Trato de afrontar la muerte con estoicismo, pero, admitámoslo, mi estado de serenidad budista es más el resultado de fuertes dosis de morfina que de sapiencia y aprendizaje. Me inyecto cada dos horas. Escondida debajo de la cama tengo una caja de zapatos llena de hipodérmicas usadas. No quedan demasiadas jeringas. Las suficientes para unos días más. Si en los siguientes meses alguien de Rampart necesita una inyección de algo, tendrá que limpiar y esterilizar una hipodérmica usada, pero ese no es mi problema.

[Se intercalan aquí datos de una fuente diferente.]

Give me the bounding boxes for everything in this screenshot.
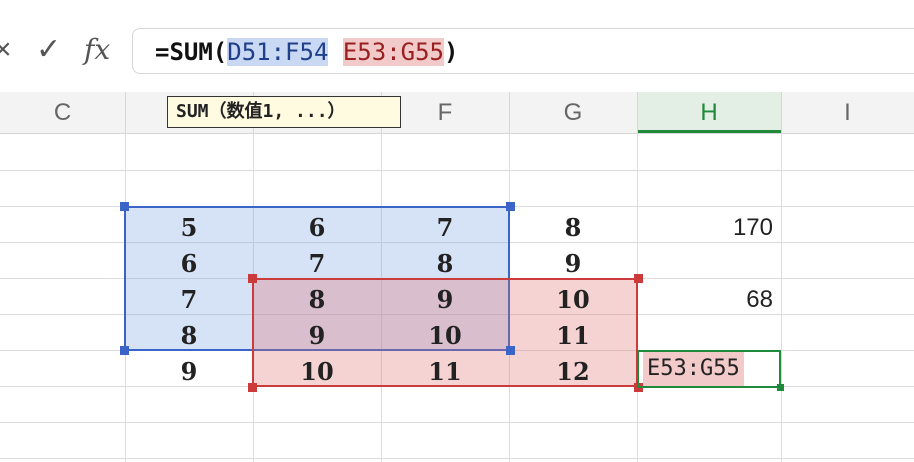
cell-g53[interactable]: 10 (509, 282, 637, 318)
column-header-row: C D E F G H I (0, 92, 914, 134)
cell-d55[interactable]: 9 (125, 354, 253, 390)
column-header-c[interactable]: C (0, 92, 125, 133)
cell-e55[interactable]: 10 (253, 354, 381, 390)
formula-ref-blue: D51:F54 (227, 38, 329, 66)
function-tooltip: SUM（数值1, ...） (167, 96, 401, 128)
check-icon[interactable]: ✓ (36, 30, 61, 70)
cell-e53[interactable]: 8 (253, 282, 381, 318)
active-cell-text: E53:G55 (643, 352, 744, 386)
cell-d51[interactable]: 5 (125, 210, 253, 246)
cell-f51[interactable]: 7 (381, 210, 509, 246)
cell-f52[interactable]: 8 (381, 246, 509, 282)
close-icon[interactable]: × (0, 30, 12, 70)
cell-g54[interactable]: 11 (509, 318, 637, 354)
cell-e51[interactable]: 6 (253, 210, 381, 246)
formula-controls: × ✓ fx (0, 0, 130, 92)
formula-ref-red: E53:G55 (342, 38, 445, 66)
fill-handle[interactable] (777, 384, 784, 391)
cell-f54[interactable]: 10 (381, 318, 509, 354)
cell-f53[interactable]: 9 (381, 282, 509, 318)
cell-f55[interactable]: 11 (381, 354, 509, 390)
formula-prefix: =SUM( (155, 38, 228, 66)
active-cell-h55[interactable]: E53:G55 (637, 350, 781, 388)
formula-input[interactable]: =SUM(D51:F54 E53:G55) (132, 28, 914, 74)
cell-g51[interactable]: 8 (509, 210, 637, 246)
cell-d53[interactable]: 7 (125, 282, 253, 318)
cell-d52[interactable]: 6 (125, 246, 253, 282)
fx-button[interactable]: fx (84, 30, 110, 70)
cell-h53[interactable]: 68 (637, 282, 781, 318)
formula-text: =SUM(D51:F54 E53:G55) (155, 29, 458, 75)
column-header-g[interactable]: G (509, 92, 637, 133)
cell-h51[interactable]: 170 (637, 210, 781, 246)
cell-g52[interactable]: 9 (509, 246, 637, 282)
column-header-h[interactable]: H (637, 92, 781, 133)
column-header-i[interactable]: I (781, 92, 914, 133)
cell-e54[interactable]: 9 (253, 318, 381, 354)
cell-e52[interactable]: 7 (253, 246, 381, 282)
formula-bar: × ✓ fx =SUM(D51:F54 E53:G55) (0, 0, 914, 92)
cell-d54[interactable]: 8 (125, 318, 253, 354)
cell-g55[interactable]: 12 (509, 354, 637, 390)
formula-suffix: ) (444, 38, 459, 66)
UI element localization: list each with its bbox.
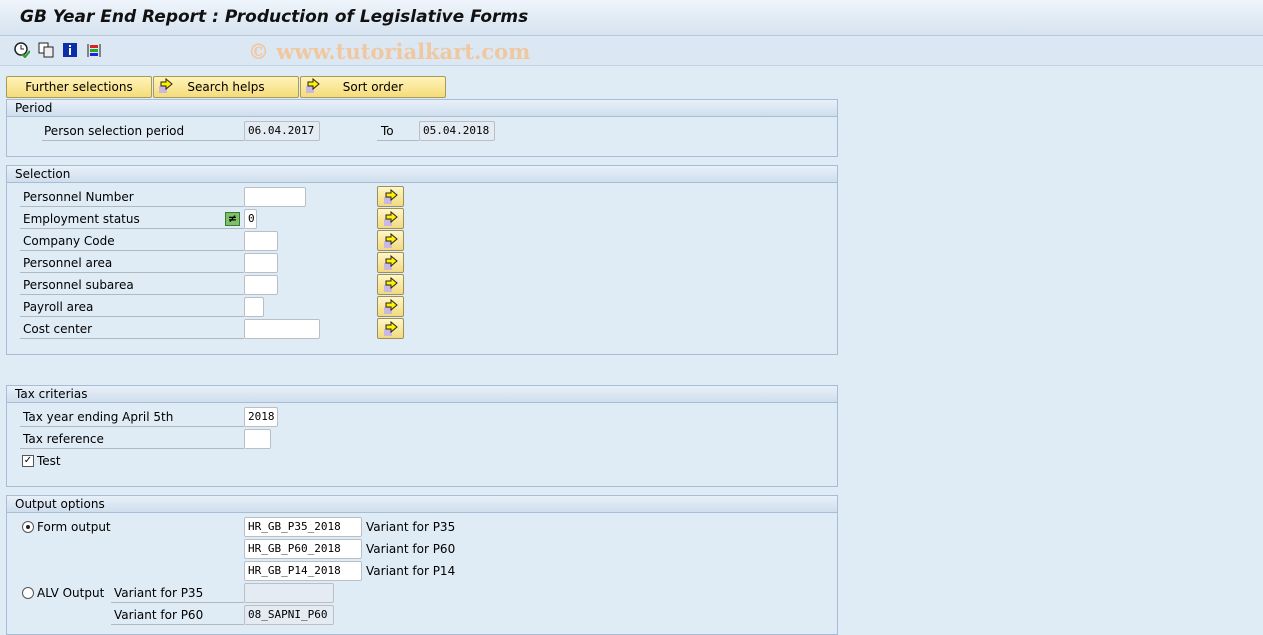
period-from-field[interactable]: 06.04.2017 bbox=[244, 121, 320, 141]
group-header: Output options bbox=[7, 496, 837, 513]
application-toolbar bbox=[0, 36, 1263, 66]
button-label: Search helps bbox=[187, 80, 265, 94]
selection-field[interactable] bbox=[244, 253, 278, 273]
copy-variant-icon[interactable] bbox=[38, 42, 54, 58]
form-output-radio[interactable] bbox=[22, 521, 34, 533]
alv-output-label: ALV Output bbox=[37, 586, 105, 600]
selection-label: Company Code bbox=[20, 231, 244, 251]
search-helps-button[interactable]: Search helps bbox=[153, 76, 299, 98]
selection-field[interactable] bbox=[244, 275, 278, 295]
arrow-right-icon bbox=[384, 211, 398, 226]
selection-label: Cost center bbox=[20, 319, 244, 339]
button-label: Sort order bbox=[342, 80, 404, 94]
arrow-right-icon bbox=[384, 299, 398, 314]
selection-options-icon[interactable] bbox=[86, 42, 102, 58]
group-header: Period bbox=[7, 100, 837, 117]
selection-label: Personnel Number bbox=[20, 187, 244, 207]
person-selection-period-label: Person selection period bbox=[42, 121, 244, 141]
arrow-right-icon bbox=[384, 277, 398, 292]
selection-field[interactable] bbox=[244, 187, 306, 207]
alv-output-radio[interactable] bbox=[22, 587, 34, 599]
arrow-right-icon bbox=[384, 233, 398, 248]
tax-reference-field[interactable] bbox=[244, 429, 271, 449]
p60-variant-field[interactable]: HR_GB_P60_2018 bbox=[244, 539, 362, 559]
group-header: Tax criterias bbox=[7, 386, 837, 403]
sort-order-button[interactable]: Sort order bbox=[300, 76, 446, 98]
multiple-selection-button[interactable] bbox=[377, 186, 404, 207]
p60-variant-label: Variant for P60 bbox=[366, 542, 456, 556]
multiple-selection-button[interactable] bbox=[377, 230, 404, 251]
selection-field[interactable] bbox=[244, 319, 320, 339]
multiple-selection-button[interactable] bbox=[377, 208, 404, 229]
arrow-right-icon bbox=[159, 78, 173, 93]
alv-p60-field[interactable]: 08_SAPNI_P60 bbox=[244, 605, 334, 625]
selection-label: Employment status bbox=[20, 209, 244, 229]
alv-p35-field[interactable] bbox=[244, 583, 334, 603]
page-title: GB Year End Report : Production of Legis… bbox=[20, 7, 529, 27]
p14-variant-field[interactable]: HR_GB_P14_2018 bbox=[244, 561, 362, 581]
multiple-selection-button[interactable] bbox=[377, 318, 404, 339]
p14-variant-label: Variant for P14 bbox=[366, 564, 456, 578]
selection-field[interactable]: 0 bbox=[244, 209, 257, 229]
test-label: Test bbox=[37, 454, 61, 468]
to-label: To bbox=[377, 121, 419, 141]
selection-label: Personnel area bbox=[20, 253, 244, 273]
test-checkbox[interactable]: ✓ bbox=[22, 455, 34, 467]
not-equal-option-icon[interactable]: ≠ bbox=[225, 212, 240, 226]
group-header: Selection bbox=[7, 166, 837, 183]
execute-clock-icon[interactable] bbox=[14, 42, 31, 59]
alv-p60-label: Variant for P60 bbox=[111, 605, 244, 625]
further-selections-button[interactable]: Further selections bbox=[6, 76, 152, 98]
info-icon[interactable] bbox=[62, 42, 78, 58]
arrow-right-icon bbox=[384, 255, 398, 270]
selection-label: Payroll area bbox=[20, 297, 244, 317]
p35-variant-field[interactable]: HR_GB_P35_2018 bbox=[244, 517, 362, 537]
multiple-selection-button[interactable] bbox=[377, 274, 404, 295]
selection-label: Personnel subarea bbox=[20, 275, 244, 295]
alv-p35-label: Variant for P35 bbox=[111, 583, 244, 603]
selection-field[interactable] bbox=[244, 297, 264, 317]
form-output-label: Form output bbox=[37, 520, 111, 534]
arrow-right-icon bbox=[384, 189, 398, 204]
tax-year-field[interactable]: 2018 bbox=[244, 407, 278, 427]
period-to-field[interactable]: 05.04.2018 bbox=[419, 121, 495, 141]
arrow-right-icon bbox=[384, 321, 398, 336]
button-label: Further selections bbox=[25, 80, 133, 94]
watermark: © www.tutorialkart.com bbox=[248, 39, 531, 64]
multiple-selection-button[interactable] bbox=[377, 252, 404, 273]
selection-field[interactable] bbox=[244, 231, 278, 251]
multiple-selection-button[interactable] bbox=[377, 296, 404, 317]
p35-variant-label: Variant for P35 bbox=[366, 520, 456, 534]
arrow-right-icon bbox=[306, 78, 320, 93]
tax-year-label: Tax year ending April 5th bbox=[20, 407, 244, 427]
tax-reference-label: Tax reference bbox=[20, 429, 244, 449]
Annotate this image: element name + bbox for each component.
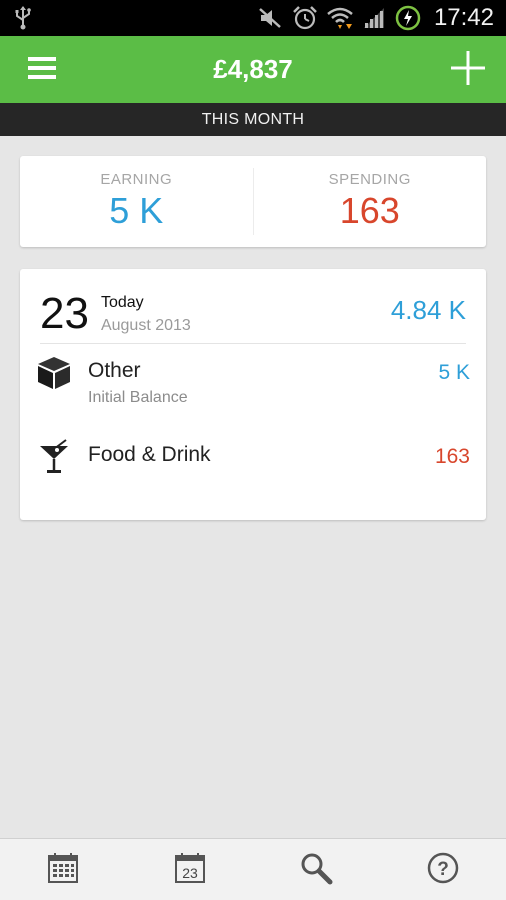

La cálida sensación de confort, «la estela» solía llamarlo yo, me hace sentir como en casa. Me llevó años dejarlo. Resolución y recaída. Pasé un año entero en rehabilitación para que me devolvieran la licencia de médico. Perdí la casa, el empleo y a mi hijo. Tuve que trabajar en un supermercado, trajinando comida sesenta horas a la semana, para pagar el alquiler de un piso enano. Tuve suerte de que no me quitaran la licencia para siempre, pero supongo que ahora no importa. Solo me queda disfrutar del colocón.